Alors je me suis éloignée, vers l'extrémité de l'éperon rocheux et j'ai déposé sous un rocher ton sourire pour l'éternité. avec ce caillou qui ne ressemble à aucun autre de là haut. Ensuite j'ai construit un petit tertre, personne n'ira te débusquer  ni troubler ton sourire.


Dernier Adieu: photo France Priet

De ton toit de ce monde, tu peux contempler tous ces sommets et tous ces lacs que tu es allé tutoyer dans ta vie de vivant : Le Canigou, les sommets andorrans, la Sierra du Cadi, le Madres, les Péric, la Serra de Maury, le Pedros, la vallée et le Pic d' Eyne et j'en passe, jusqu'au lointain Aneto : un panorama à 360 ° c'est un cadeau du ciel.

lacs des Bouillouses et Canigou au fond



Côté Ariégeois et Etang de Lanoux (66)

Personne ne m'a vue, un repli de terrain m'isolait. Ensuite je suis allée profiter du panorama, je suis restée longtemps j'avais tout mon temps.

Panorama depuis le Carlit : le Tossal Colomer (2668 m) à droite

Au retour, il m'est venu une idée : aller au Tossal Colomer. Ce pic modeste et plat, à 2668 m, c'était ton Carlit à toi car on y va tout en douceur : pas de vertige, ni d'escalade. Je n'aurais jamais eu l'idée d'y aller mais mon pèlerinage eut été incomplet sans cela.

Au sommet du Tossal Colomer, en fond le Carlit





Quel spectacle ! Je comprends que tu aimais ce Tossal qui fait face au Carlit, on peut en voir les éphémères habitants mais surtout, on a un extraordinaire belvédère sur les lacs et les Bouillouses...
Je t'ai parlé un peu car il n'y avait personne pour m'entendre soliloquer .













Etangs de Sobirans, Trebens, del Castellar (de gauche à droite)

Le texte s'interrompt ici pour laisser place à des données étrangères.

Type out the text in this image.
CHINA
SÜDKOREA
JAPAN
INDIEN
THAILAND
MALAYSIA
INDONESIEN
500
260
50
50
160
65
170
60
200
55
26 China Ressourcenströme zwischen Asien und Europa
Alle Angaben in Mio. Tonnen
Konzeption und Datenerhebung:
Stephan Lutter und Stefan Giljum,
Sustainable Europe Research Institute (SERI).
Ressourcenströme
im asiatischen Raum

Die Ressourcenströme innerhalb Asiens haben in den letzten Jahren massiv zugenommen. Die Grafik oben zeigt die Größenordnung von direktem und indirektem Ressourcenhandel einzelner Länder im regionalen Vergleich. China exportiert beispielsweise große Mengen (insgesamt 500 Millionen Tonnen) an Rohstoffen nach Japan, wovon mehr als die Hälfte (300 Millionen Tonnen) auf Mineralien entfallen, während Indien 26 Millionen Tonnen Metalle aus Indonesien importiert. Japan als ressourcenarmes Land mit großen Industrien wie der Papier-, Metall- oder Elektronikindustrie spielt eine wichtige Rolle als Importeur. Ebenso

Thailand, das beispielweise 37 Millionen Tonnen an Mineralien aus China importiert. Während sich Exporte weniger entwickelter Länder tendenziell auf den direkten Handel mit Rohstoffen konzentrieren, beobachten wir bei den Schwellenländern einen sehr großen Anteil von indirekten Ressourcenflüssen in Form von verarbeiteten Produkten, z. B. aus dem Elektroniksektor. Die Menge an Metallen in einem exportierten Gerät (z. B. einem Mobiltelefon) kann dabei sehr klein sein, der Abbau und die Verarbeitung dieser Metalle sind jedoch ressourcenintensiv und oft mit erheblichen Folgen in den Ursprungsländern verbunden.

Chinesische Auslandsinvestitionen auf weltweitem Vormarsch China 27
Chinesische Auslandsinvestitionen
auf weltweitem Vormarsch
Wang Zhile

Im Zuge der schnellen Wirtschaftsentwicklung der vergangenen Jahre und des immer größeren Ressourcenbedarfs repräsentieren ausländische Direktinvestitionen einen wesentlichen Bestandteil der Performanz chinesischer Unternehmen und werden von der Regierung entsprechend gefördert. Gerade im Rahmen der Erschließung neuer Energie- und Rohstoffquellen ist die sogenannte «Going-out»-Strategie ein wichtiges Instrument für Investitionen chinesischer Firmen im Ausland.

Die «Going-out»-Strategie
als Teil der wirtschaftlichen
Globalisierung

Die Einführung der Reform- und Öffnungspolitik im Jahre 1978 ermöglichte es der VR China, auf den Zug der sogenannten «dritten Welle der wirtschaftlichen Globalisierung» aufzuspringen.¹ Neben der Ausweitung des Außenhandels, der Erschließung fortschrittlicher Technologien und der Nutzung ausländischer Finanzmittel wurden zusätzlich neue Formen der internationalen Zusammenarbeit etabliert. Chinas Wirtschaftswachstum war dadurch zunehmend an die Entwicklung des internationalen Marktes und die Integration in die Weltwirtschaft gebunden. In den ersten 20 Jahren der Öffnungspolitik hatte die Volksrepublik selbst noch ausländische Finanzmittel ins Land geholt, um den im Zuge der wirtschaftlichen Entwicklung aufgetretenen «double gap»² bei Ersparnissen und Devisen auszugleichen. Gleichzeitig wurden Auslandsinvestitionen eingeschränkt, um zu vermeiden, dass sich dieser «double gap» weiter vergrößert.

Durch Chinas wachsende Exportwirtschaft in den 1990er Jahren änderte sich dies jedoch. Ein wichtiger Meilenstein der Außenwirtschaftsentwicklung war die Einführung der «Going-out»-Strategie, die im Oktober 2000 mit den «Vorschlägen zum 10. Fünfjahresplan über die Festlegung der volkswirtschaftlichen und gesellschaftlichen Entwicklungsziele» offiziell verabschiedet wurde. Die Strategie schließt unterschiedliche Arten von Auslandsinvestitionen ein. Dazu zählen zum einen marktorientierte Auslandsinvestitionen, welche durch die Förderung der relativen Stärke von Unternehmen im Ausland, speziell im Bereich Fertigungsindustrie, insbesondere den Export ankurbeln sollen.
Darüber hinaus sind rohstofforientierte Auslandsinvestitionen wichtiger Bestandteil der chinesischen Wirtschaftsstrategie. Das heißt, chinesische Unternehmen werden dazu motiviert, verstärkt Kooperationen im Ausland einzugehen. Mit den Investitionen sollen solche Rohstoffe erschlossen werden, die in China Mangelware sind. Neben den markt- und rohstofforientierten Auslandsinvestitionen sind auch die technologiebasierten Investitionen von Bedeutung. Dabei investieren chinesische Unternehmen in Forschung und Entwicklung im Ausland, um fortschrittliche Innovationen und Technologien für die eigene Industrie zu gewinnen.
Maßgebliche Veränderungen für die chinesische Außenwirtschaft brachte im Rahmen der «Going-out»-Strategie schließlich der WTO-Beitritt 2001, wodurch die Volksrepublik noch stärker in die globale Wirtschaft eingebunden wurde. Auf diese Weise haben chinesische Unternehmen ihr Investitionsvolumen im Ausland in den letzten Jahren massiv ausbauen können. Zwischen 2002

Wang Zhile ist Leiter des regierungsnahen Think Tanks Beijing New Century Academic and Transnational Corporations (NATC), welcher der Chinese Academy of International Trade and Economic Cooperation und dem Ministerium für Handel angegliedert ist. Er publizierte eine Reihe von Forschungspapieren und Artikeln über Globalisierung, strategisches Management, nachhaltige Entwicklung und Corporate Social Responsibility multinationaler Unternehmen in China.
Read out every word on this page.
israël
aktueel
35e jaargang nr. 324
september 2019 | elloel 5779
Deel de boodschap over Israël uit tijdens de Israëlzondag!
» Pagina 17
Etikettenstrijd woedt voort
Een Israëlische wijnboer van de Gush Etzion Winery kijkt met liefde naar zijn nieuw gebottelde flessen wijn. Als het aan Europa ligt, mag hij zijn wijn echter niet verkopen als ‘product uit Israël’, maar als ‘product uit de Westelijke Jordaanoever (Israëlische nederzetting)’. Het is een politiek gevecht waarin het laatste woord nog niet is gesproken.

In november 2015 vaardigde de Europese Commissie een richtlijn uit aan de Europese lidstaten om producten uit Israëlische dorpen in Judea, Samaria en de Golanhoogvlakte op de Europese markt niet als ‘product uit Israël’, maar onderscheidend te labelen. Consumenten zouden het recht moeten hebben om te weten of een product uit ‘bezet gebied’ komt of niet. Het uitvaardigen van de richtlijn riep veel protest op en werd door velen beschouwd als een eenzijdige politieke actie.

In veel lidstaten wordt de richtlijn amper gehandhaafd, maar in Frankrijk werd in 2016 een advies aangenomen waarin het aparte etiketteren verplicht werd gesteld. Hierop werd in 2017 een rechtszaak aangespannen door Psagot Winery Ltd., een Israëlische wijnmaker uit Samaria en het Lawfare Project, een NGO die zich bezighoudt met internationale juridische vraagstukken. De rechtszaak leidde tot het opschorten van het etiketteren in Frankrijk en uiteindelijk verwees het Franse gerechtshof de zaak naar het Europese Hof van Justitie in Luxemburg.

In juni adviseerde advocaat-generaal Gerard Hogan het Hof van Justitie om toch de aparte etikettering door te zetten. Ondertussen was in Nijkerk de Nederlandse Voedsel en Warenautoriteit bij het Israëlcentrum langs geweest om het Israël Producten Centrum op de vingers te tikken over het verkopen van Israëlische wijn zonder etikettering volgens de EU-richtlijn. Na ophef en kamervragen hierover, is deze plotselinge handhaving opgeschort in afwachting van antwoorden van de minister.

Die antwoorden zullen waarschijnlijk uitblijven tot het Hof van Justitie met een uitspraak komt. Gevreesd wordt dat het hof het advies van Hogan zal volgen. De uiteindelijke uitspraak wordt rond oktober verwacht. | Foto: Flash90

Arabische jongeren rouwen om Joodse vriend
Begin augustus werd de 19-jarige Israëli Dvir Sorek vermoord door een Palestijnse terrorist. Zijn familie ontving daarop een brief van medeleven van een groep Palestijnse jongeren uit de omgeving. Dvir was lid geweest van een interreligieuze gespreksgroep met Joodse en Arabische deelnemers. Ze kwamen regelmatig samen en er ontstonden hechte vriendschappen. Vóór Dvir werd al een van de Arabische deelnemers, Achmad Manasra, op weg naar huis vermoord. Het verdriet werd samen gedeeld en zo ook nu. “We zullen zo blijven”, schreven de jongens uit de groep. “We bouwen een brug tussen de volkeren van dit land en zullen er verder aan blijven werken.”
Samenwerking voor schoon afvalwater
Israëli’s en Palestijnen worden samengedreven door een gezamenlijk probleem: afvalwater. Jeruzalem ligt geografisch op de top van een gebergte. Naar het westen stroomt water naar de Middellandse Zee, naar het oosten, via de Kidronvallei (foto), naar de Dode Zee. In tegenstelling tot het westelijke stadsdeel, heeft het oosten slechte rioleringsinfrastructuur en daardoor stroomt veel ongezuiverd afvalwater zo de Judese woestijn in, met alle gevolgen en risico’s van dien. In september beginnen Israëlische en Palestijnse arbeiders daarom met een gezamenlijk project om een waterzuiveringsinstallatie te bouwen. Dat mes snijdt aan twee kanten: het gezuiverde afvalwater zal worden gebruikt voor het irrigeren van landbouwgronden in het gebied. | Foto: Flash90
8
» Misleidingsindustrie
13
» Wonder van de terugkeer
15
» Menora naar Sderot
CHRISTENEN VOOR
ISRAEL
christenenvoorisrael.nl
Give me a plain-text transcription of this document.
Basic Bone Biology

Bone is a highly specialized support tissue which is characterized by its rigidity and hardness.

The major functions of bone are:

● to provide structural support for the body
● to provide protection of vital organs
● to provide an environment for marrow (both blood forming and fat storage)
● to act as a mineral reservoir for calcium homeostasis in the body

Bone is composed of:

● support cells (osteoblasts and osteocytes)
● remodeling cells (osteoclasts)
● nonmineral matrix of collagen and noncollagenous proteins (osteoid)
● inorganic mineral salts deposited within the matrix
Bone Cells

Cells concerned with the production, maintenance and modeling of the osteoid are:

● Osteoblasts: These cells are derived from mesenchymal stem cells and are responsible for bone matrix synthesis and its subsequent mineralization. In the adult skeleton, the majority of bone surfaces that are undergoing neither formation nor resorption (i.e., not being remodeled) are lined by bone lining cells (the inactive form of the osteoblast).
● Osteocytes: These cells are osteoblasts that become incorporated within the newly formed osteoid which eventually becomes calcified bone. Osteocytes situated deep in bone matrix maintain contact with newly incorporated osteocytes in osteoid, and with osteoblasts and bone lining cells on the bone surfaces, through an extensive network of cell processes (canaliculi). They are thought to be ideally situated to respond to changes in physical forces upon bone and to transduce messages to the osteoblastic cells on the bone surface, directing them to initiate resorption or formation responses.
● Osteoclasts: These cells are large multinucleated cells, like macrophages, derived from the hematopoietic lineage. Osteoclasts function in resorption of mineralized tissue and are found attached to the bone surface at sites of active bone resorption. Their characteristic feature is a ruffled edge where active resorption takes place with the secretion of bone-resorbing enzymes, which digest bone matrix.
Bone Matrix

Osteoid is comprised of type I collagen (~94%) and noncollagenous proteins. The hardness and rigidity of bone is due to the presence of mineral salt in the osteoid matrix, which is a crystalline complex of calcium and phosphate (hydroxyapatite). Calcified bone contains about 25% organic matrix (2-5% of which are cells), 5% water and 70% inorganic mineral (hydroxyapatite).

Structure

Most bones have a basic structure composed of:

En haut du "mur" : vue sur les étangs Llat, Long, Comassa, Sec et Les Bouillouses

Alors à ton tour tu m'as fait un cadeau. Je ne suis pas descendue directement car il y avait un impressionnant mur pour aller aux lacs et seule, je n'ai pas osé. J'ai donc fait demi tour et j'ai découvert avec surprise deux humains qui arrivaient : qu'allaient ils donc faire en ce lieu injustement boudé ? Cependant la surprise fut énorme lorsque l'un d'eux m'appela par mon prénom. Je découvris avec stupeur Ludo, mon jeune ami montagnard que tu ne connaissais pas mais dont je t'avais beaucoup parlé, ton presque voisin d'ailleurs.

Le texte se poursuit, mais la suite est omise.